Ada yang membedakan berlibur dan rehat refreshing biasa, salah satunya dengan kegiatan dokumentasi, sebagai cara saya meninggalkan jejak sudah pernah ke sana. Biasanya tempat tertentu bisa dua atau sampai tiga kali diangkat, karena memang menarik dan sebagai penghubung untuk tujuan lain.
Untuk liburan kilat dan kota sendiri, akhirnya ada dua dokumentasi, sekaligus menggunakan lagu kenangan Senam Kesegaran Jasmani sebagai soundtrack-nya. Untuk liburan di hari minggu, saya memakai lagu SKJ 92, sementara untuk esoknya di versi malam pakai lagu SKJ 88, cukup menarik untuk sebuah nostalgia dan imajinasi. Xp
Uniknya (dan memang disengaja) untuk SKJ 1992, lagu ini juga sengaja saya pakai, untuk dokumentasi kota Jakarta pertama kali sepuluh tahun lalu. Bedanya dulu itu durasinya dipotong, sementara untuk versi tahun 2022 ini punya durasi lengkap, dari adegan pemanasan, latihan inti dan pendinginan.
Bahkan dalam waktu yang singkat saya juga berlibur kilat di jalanan ibu kota. Karena niatnya untuk mengabadikan titik jalur tertentu, berlokasi di lima wilayah administrasi ibu kota, dari Pusat Barat Utara Selatan dan Timur, sedikit ceritanya sudah dituliskan di sini, bahasannya tentang titik perbatasan di dalam kota.
Beruntungnya rencana mengabadikan jalan di atas kendaraan roda dua bisa dilakukan.
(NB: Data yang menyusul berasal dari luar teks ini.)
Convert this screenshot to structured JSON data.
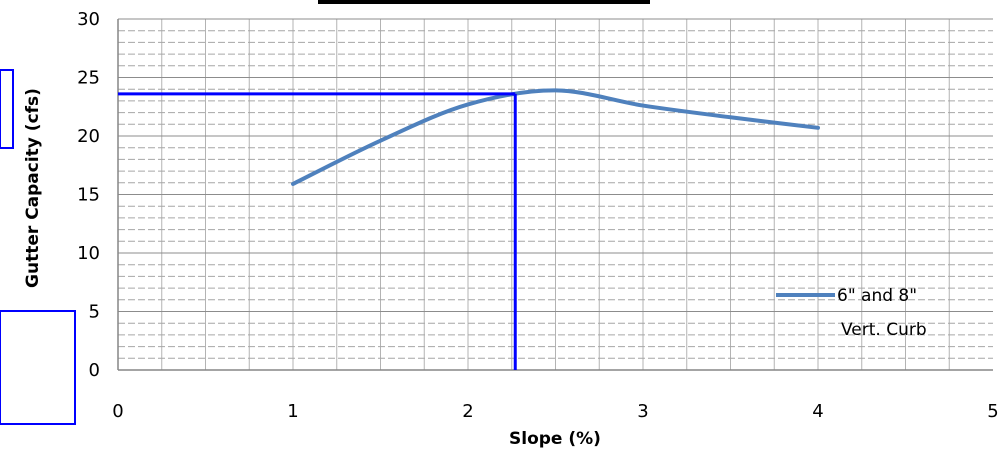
{
  "chart_data": {
    "type": "line",
    "title": "",
    "xlabel": "Slope (%)",
    "ylabel": "Gutter Capacity (cfs)",
    "xlim": [
      0,
      5
    ],
    "ylim": [
      0,
      30
    ],
    "xticks": [
      0,
      1,
      2,
      3,
      4,
      5
    ],
    "yticks": [
      0,
      5,
      10,
      15,
      20,
      25,
      30
    ],
    "grid": true,
    "series": [
      {
        "name": "6\" and 8\" Vert. Curb",
        "color": "#4f81bd",
        "x": [
          1,
          1.5,
          2,
          2.5,
          3,
          3.5,
          4
        ],
        "y": [
          15.9,
          19.6,
          22.7,
          23.9,
          22.6,
          21.6,
          20.7
        ]
      }
    ],
    "legend": {
      "line1": "6\" and 8\"",
      "line2": "Vert. Curb",
      "position": "right"
    },
    "annotations": [
      {
        "type": "reading-line",
        "color": "#0000ff",
        "x": 2.27,
        "y": 23.6
      }
    ]
  }
}
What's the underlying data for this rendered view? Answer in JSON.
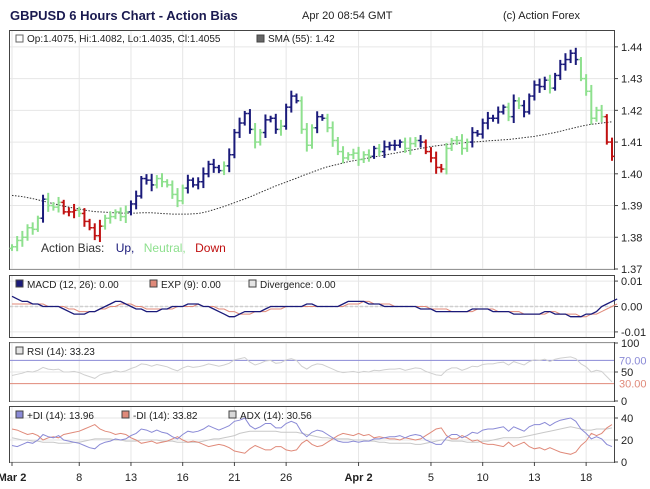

Mengingat pada periode tertentu sewaktu dulu, pernah ada aturan yang melarang kendaraan roda dua melintas di sepanjang Sudirman Thamrin. Alasannya untuk kemacetan, padahal sesungguhnya yang justru bikin macet itu pastinya kendaraan roda empat, dengan ukurannya yang lebih besar dan lebar.
Alasan lainnya agar di sepanjang kawasan itu lebih modern dan maju, artinya hanya mengandalkan tampilan kendaraan saja. Hampir serupa dengan kebijakan beberapa pusat perbelanjaan, ketika hanya menyediakan lahan parkir untuk kendaraan roda empat saja. Mungkin saja niatnya untuk lebih membuat pamor tinggi, alias hanya warga yang tingkat sosialnya lebih berada yang bisa datang. Hingga muncul sebuah ledekan bahwa pengunjung roda dua dianaktirikan, memang begitulah kenyataannya.
Kalau dibilang hanya untuk kaum berada juga tidak tepat, karena adanya pengunjung yang menggunakan transportasi publik. Satu layanan yang masuk dalam dokumentasi saya, dalam hal itu MRT dan KRL, sementara untuk bis Transjakarta belum, karena hanya haltenya saja yang eksis masuk rekaman. Xp
Artinya kota ini milik bersama, dengan beberapa pilihan ketika seseorang berpindah dari satu tempat ke tempat lain. Termasuk juga untuk turis dari daerah lain. Secara kebetulan untuk cerita ini turisnya dari kota sendiri, berlibur di kota sendiri.